Image via YouTube screen capture
Austin, Texas, was home to two very different types of protests this past Saturday. Shortly after gun rights advocates staged a “mass mock shooting” aimed at highlighting what they see as dangers posed by gun-free zones near the University of Texas campus, protesters waving sex toys and fart machines assembled nearby in an effort to counteract the scare tactics of the day’s earlier event.
“This isn't about guns necessarily,” fart protest organizer Andrew Dobbs reportedly told the assembled flatulent masses. “This is about scaring our community. This is about a choice between fear and a little bit of good humor. We are in a scary time right now and lots of scary things are happening, and some people want us to be more afraid.”
It’s that “little bit of good humor” which led an estimated 100 protesters to chant things like “Texas...farts!” and (the Monty Python-inspired) “We fart in your general direction!” as they wove their way down Austin’s Guadalupe street, reports the Houston Chronicle. And while the cheeky march maybe have taken place too late in the day to actually disrupt the mass mock shooting, it was much better attended—only a dozen or so of the pro-gun advocates reportedly turned out for their event, which featured cardboard firearms and fake blood.
\nPolice & Media Arrive Too Late For Mock Mass ShootingPosted by Dan Olivaw on Saturday, December 12, 2015
At issue is a new Texas law which will soon allow for the open carry of handguns on parts of public college campuses. Firearms advocates—such as those behind Saturday’s mock mass shooting—worry that the law will be counteracted by universities declaring some spaces “gun-free zones.”
This is not the first time dildos have been used to highlight gun control advocates’ frustrations with the new Texas law. Earlier this fall, UT Austin student Jessica Lin began organizing “Campus (DILDO) Carry” in which opponents of the open-carry legislation would brandish sex toys—items which can result in a campus citation—in protest against the impending influx of soon-to-be legal guns. Dildos are “just about as effective at protecting us from sociopathic shooters,” wrote Lin at the time, “but much safer for recreational play.”

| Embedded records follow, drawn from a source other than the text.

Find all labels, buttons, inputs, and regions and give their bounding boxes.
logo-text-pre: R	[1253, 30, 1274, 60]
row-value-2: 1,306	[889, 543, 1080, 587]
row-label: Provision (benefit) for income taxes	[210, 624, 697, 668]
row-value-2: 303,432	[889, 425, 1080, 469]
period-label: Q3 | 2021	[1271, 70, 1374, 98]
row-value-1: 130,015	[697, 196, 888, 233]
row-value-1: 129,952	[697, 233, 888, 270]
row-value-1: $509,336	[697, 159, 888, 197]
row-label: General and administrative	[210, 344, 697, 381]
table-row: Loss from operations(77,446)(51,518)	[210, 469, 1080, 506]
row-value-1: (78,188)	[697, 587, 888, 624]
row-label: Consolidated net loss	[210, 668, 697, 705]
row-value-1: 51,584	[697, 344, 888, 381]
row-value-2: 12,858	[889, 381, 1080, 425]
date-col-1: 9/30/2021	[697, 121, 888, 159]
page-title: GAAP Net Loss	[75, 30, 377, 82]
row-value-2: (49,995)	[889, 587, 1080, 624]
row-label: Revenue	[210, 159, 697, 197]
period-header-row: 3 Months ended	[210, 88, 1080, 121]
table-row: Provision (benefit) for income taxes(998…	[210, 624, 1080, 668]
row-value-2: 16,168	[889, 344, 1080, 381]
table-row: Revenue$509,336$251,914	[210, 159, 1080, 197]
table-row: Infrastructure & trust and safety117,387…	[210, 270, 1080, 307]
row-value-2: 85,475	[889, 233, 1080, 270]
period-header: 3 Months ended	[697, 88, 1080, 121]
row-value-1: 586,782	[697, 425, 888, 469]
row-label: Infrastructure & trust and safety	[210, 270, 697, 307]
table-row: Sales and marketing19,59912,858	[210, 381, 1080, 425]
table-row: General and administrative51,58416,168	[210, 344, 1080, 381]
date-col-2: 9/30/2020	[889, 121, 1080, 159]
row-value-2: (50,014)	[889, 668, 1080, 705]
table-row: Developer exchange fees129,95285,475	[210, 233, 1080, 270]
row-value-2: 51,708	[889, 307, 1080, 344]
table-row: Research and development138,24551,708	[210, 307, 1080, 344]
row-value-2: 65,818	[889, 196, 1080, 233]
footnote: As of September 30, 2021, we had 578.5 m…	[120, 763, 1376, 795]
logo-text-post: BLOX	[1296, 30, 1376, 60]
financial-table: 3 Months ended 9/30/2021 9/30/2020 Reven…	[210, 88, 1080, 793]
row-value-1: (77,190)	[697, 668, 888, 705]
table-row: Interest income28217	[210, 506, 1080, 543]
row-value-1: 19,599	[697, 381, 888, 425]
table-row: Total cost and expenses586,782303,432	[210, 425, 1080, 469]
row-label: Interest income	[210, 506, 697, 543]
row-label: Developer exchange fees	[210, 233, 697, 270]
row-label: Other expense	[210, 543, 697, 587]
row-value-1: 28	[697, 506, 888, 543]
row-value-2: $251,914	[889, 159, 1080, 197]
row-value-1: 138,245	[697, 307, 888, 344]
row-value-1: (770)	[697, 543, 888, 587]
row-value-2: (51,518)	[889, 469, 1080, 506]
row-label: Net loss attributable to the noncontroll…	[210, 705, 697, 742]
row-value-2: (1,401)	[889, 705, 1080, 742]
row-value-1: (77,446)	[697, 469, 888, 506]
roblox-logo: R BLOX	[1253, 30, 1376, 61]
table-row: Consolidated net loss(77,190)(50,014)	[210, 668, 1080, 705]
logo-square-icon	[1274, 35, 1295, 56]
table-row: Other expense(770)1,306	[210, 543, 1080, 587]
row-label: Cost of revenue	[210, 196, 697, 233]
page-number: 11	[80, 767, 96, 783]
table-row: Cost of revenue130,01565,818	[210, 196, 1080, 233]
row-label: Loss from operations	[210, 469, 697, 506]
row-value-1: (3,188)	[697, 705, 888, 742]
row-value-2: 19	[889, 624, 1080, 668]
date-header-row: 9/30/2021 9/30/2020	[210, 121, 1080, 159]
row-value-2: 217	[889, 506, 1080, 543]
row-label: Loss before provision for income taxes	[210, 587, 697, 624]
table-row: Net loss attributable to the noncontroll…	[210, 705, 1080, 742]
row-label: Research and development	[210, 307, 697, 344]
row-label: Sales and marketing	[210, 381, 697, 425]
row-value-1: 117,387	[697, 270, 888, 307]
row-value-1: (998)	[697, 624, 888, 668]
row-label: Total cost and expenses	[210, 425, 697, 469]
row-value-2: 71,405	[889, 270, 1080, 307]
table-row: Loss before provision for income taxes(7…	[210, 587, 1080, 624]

It’s that same silly-belying-serious concern that Dobbs echoed during his fart-centric protest. “I choose to believe that fear is not the solution to the threat of our time. That laughing in the face of fear is a courageous act and toting a gun around everywhere you go, maybe not so much,” the Houston Chronicle quotes him as saying. “When you come to my community, to the university that I love, and you threaten the lives of my friends, what I have to say is, I'm going to fart in your face!”